C’era una volta, non tanto tempo fa… il Registro degli infortuni

I registri degli infortuni furono introdotti ufficialmente in Italia nel 1955 (art. 403 del D.P.R. n. 547), per essere aboliti esattamente sessant’anni dopo, nel 2015 (decreto legislativo n. 151). Tali registrazioni avevano lo scopo di fornire ai datori di lavoro informazioni utili per una corretta attività preventiva. Sul registro, vidimato inizialmente dall’Ispettorato del lavoro e in un periodo successivo dall’Unità sanitaria locale, andavano annotati gli incidenti che comportassero un’assenza lavorativa superiore a 3 giorni oltre quello in cui era avvenuto l’infortunio. Il titolare era tenuto a conservare il registro per dieci anni e su di esso dovevano comparire obbligatoriamente queste informazioni: dati identificativi dell’incidentato; giorno e ora dell’infortunio; analisi minuziosa della procedura di svolgimento dell’incidente; tipi di ferite riscontrate; effetti dell’infortunio (invalidità temporanea, permanente, morte); numero di giorni di assenza dal lavoro; data del rientro in attività.

Fonte primaria di notizie utili per uno studio delle condizioni in cui si svolgevano determinate lavorazioni, delle tipologie di infortuni maggiormente ricorrenti, purtroppo in genere i registri allo scadere dei dieci anni venivano eliminati. Fortunatamente non sempre. In Fondazione ISEC si conservano diversi registri della fabbrica di bottoni Binda degli anni trenta e alcune decine della Breda.
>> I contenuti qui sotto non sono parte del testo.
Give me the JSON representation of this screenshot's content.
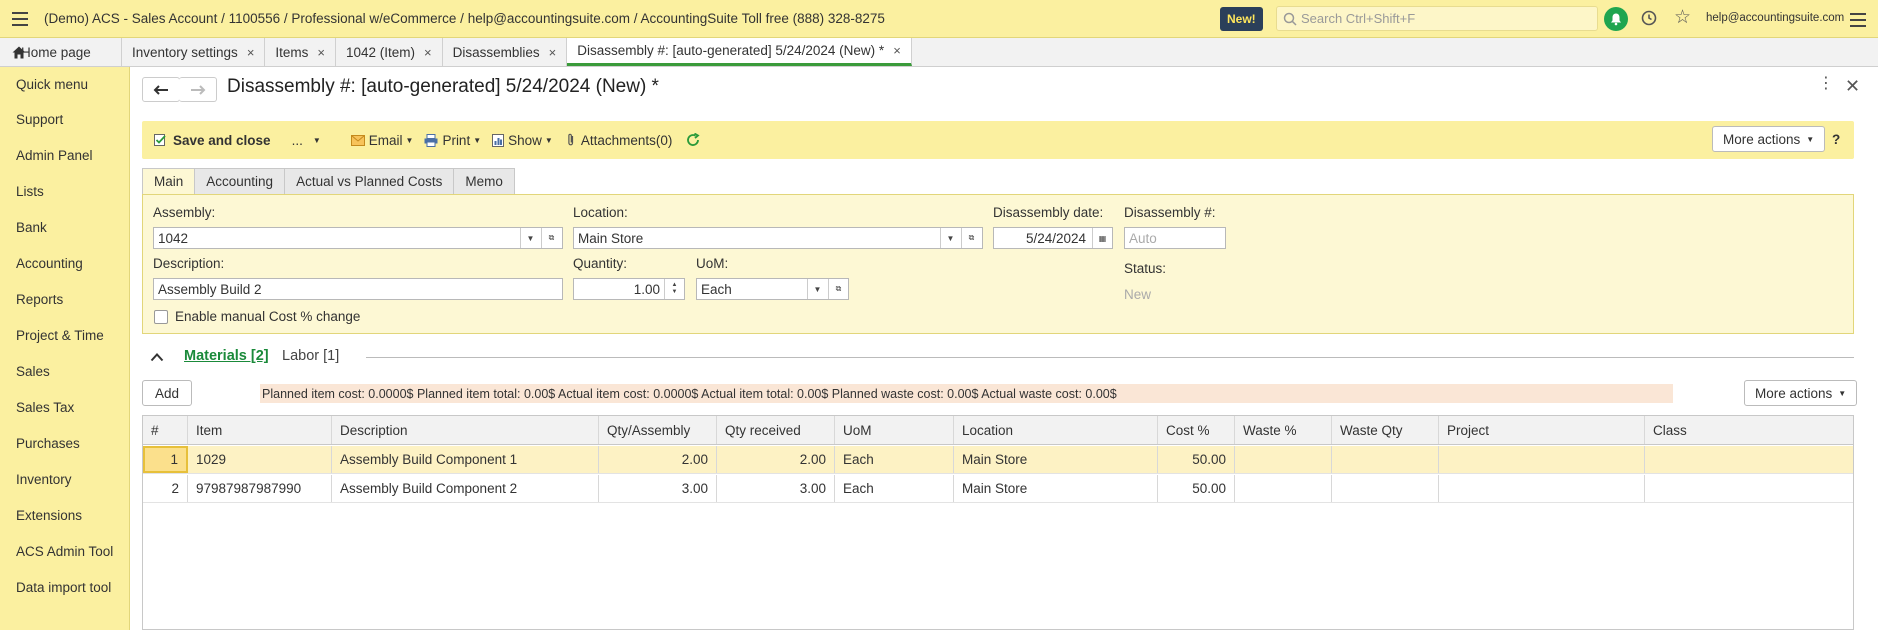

Una particolarità: all’interno dell’Archivio storico Breda vi sono registri compilati a partire dal 1909; segno che le grandi imprese, che al loro interno avevano un’infermeria attrezzata e un medico di fabbrica, si dotarono molto presto di strumenti per il monitoraggio delle condizioni di lavoro nei reparti, in modo da migliorarne l’efficienza e la produttività.